Dengan hal-hal tersebut, Roy optimistis tahun ini industri ritel bisa tumbuh signifikan jika dibandingkan dengan tahun lalu. Sepanjang 2019, pihaknya memproyeksikan pertumbuhan ritel 7,5–8 persen. Tahun ini pihaknya yakin ritel mampu tumbuh 10 persen. ”Prinsipnya, kami tetap terus berusaha optimistis, tetapi tetap waspada dengan situasi atau kondisi yang ada,” ungkapnya.
Pada 2019 penjualan ritel meleset dari target 10 persen karena pertumbuhannya tidak merata setiap bulan. Konsumsi masyarakat sempat melemah saat pilpres dan pileg. ’’Setelah pilpres, terjadi demo-demo sehingga konsumsi melemah karena masyarakat menahan belanja. Kemudian, ada pileg. Sehingga penjualan selama dua bulan merupakan yang terendah. Di samping itu, penjualan ritel selama Ramadan 2019 lebih kecil daripada 2018,” jelasnya.
Roy menilai target pertumbuhan ritel 10 persen tahun ini terbilang cukup realistis. Target itu mempertimbangkan volatilitas indeks penjualan riil (IPR). ”Inflasi yang rendah juga patut diwaspadai. Sebab, di satu sisi, inflasi rendah menandakan stabilitas harga barang. Tetapi, di sisi lain, menunjukkan pelemahan daya beli masyarakat,” katanya.
Sepanjang tahun lalu, inflasi mencapai 2,72 persen, lebih rendah daripada 2018 sebesar 3,13 persen. Untuk itu, Roy berharap pemerintah terus menjaga daya beli masyarakat dengan tetap memberikan bantuan sosial (bansos) dan subsidi. Aprindo meyakini tahun ini pertumbuhan penjualan ritel tetap didorong produk pangan. Sebab, kontribusi produk pangan 60 persen.

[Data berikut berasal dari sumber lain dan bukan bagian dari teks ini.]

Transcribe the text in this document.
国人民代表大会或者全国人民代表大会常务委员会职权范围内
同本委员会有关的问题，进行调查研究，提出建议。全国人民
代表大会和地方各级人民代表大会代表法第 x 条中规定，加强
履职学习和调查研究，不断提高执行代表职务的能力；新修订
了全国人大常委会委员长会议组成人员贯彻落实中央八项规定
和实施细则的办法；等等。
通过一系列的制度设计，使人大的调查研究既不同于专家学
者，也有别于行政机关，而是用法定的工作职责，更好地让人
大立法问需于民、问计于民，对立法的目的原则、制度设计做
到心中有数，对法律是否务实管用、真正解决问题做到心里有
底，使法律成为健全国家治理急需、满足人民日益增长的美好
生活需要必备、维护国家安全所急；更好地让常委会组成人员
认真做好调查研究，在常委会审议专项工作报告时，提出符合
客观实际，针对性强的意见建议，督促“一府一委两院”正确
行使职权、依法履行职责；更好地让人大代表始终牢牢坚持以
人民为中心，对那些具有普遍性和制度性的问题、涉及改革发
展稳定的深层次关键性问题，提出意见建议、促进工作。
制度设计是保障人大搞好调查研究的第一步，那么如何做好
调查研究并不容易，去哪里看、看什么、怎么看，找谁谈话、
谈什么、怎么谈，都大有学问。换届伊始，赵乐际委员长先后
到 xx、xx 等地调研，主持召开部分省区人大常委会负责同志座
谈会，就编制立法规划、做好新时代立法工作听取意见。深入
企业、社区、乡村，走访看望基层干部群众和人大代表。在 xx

Perkembangan e-commerce yang pesat juga disebut tak menjadi alasan mandeknya peran toko ritel. ’’Saat ini semua perusahaan ritel memiliki bisnis e-commerce atau online untuk memenuhi tuntutan pasar,” ujarnya. Sampai saat ini, lanjut Roy, transaksi perdagangan secara offline masih lebih tinggi.